Les pays du Golfe peuvent-ils se passer du détroit d’Ormuz ?
Le détroit d’Ormuz, passage stratégique pour le transport maritime, est au cœur des préoccupations des monarchies du Golfe. Alors que le Koweït, le Qatar et le Bahreïn dépendent entièrement de ce passage, l’Arabie saoudite et les Émirats arabes unis ont développé des alternatives limitées grâce à des oléoducs reliant la mer Rouge et le golfe d’Oman.
Avec le blocage par l’Iran du détroit d’Ormuz, ces pays reconsidèrent leurs routes pétrolières et commerciales. Des experts soulignent que cette situation est un impératif stratégique, mais qu’elle est compliquée par des contraintes structurelles et des rivalités économiques. En réponse à la fermeture de cette voie maritime vitale, les pays de la région ont intensifié leur coopération logistique et mis en place des itinéraires de remplacement depuis le début des hostilités au Moyen-Orient, déclenchées par des frappes israélo-américaines sur l’Iran le 28 février.

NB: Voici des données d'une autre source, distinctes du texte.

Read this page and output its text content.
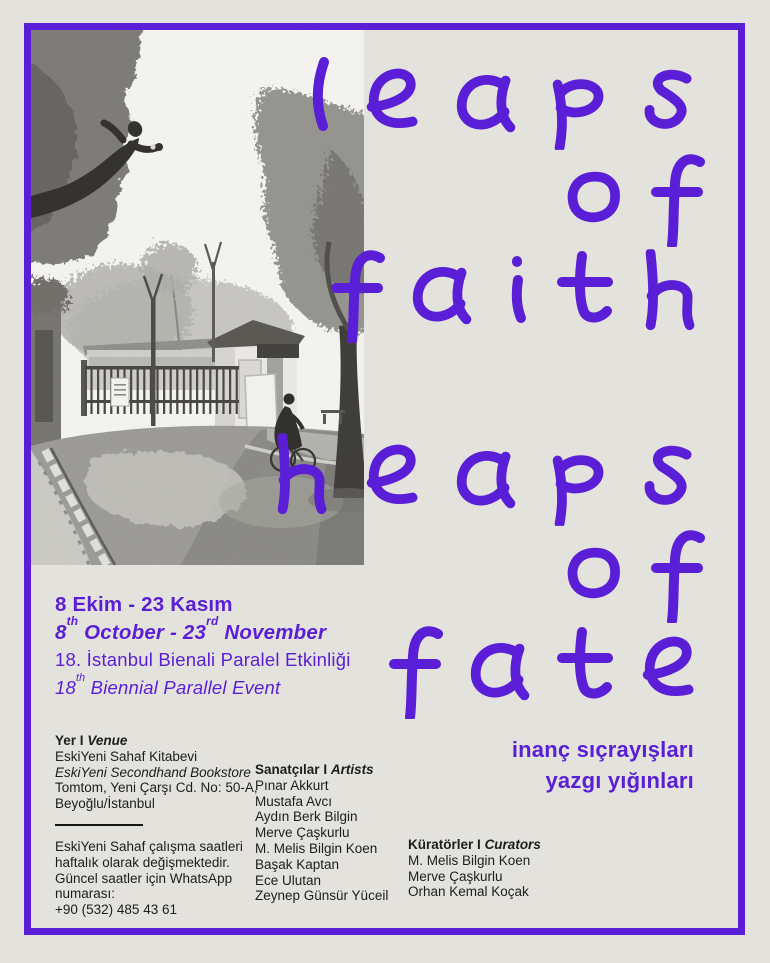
8 Ekim - 23 Kasım
8th October - 23rd November
18. İstanbul Bienali Paralel Etkinliği
18th Biennial Parallel Event
Yer I Venue
EskiYeni Sahaf Kitabevi
EskiYeni Secondhand Bookstore
Tomtom, Yeni Çarşı Cd. No: 50-A,
Beyoğlu/İstanbul
EskiYeni Sahaf çalışma saatleri
haftalık olarak değişmektedir.
Güncel saatler için WhatsApp
numarası:
+90 (532) 485 43 61
Sanatçılar I Artists
Pınar Akkurt
Mustafa Avcı
Aydın Berk Bilgin
Merve Çaşkurlu
M. Melis Bilgin Koen
Başak Kaptan
Ece Ulutan
Zeynep Günsür Yüceil
Küratörler I Curators
M. Melis Bilgin Koen
Merve Çaşkurlu
Orhan Kemal Koçak
inanç sıçrayışları
yazgı yığınları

Badr Jafar, émissaire spécial des Émirats, a déclaré dans une tribune au Financial Times : « Quelle que soit la manière dont la crise actuelle sera résolue, aucun gouvernement ne reviendra à une posture de dépendance stratégique à l’égard d’un passage étroit contrôlé par un voisin imprévisible ». Il a ajouté que les oléoducs seraient étendus et que les capacités portuaires seraient développées.
Les chiffres illustrent cette situation critique : selon l’Agence internationale de l’énergie (AIE), près de 20 millions de barils de brut et de produits pétroliers transitent par le détroit d’Ormuz chaque jour. En revanche, les oléoducs des Émirats et de l’Arabie saoudite offrent une capacité supplémentaire limitée, estimée entre 3,5 et 5 millions de barils par jour. La dépendance est encore plus marquée pour le gaz naturel liquéfié, principalement produit par le Qatar.
Les alternatives terrestres, comme le transport par rail, sont jugées coûteuses par rapport au transport maritime. L’Arabie saoudite a lancé des corridors commerciaux reliant le Golfe à la mer Rouge et à la frontière jordanienne, mais les capacités restent limitées. De plus, le projet ferroviaire du Conseil de coopération du Golfe, censé relier les six États membres d’ici 2030, accumule des retards.
Les tensions autour du détroit d’Ormuz pourraient favoriser des projets d’intégration régionale, mais les gouvernements doivent faire face à des priorités nationales divergentes. La perte de revenus pétroliers et la hausse des dépenses militaires pourraient exacerber les rivalités économiques entre les États du Golfe, notamment entre Riyad et Abou Dhabi.
La crise actuelle met en lumière les défis géopolitiques et économiques que doivent surmonter les pays du Golfe pour sécuriser leurs routes commerciales et réduire leur dépendance à l’égard du détroit d’Ormuz.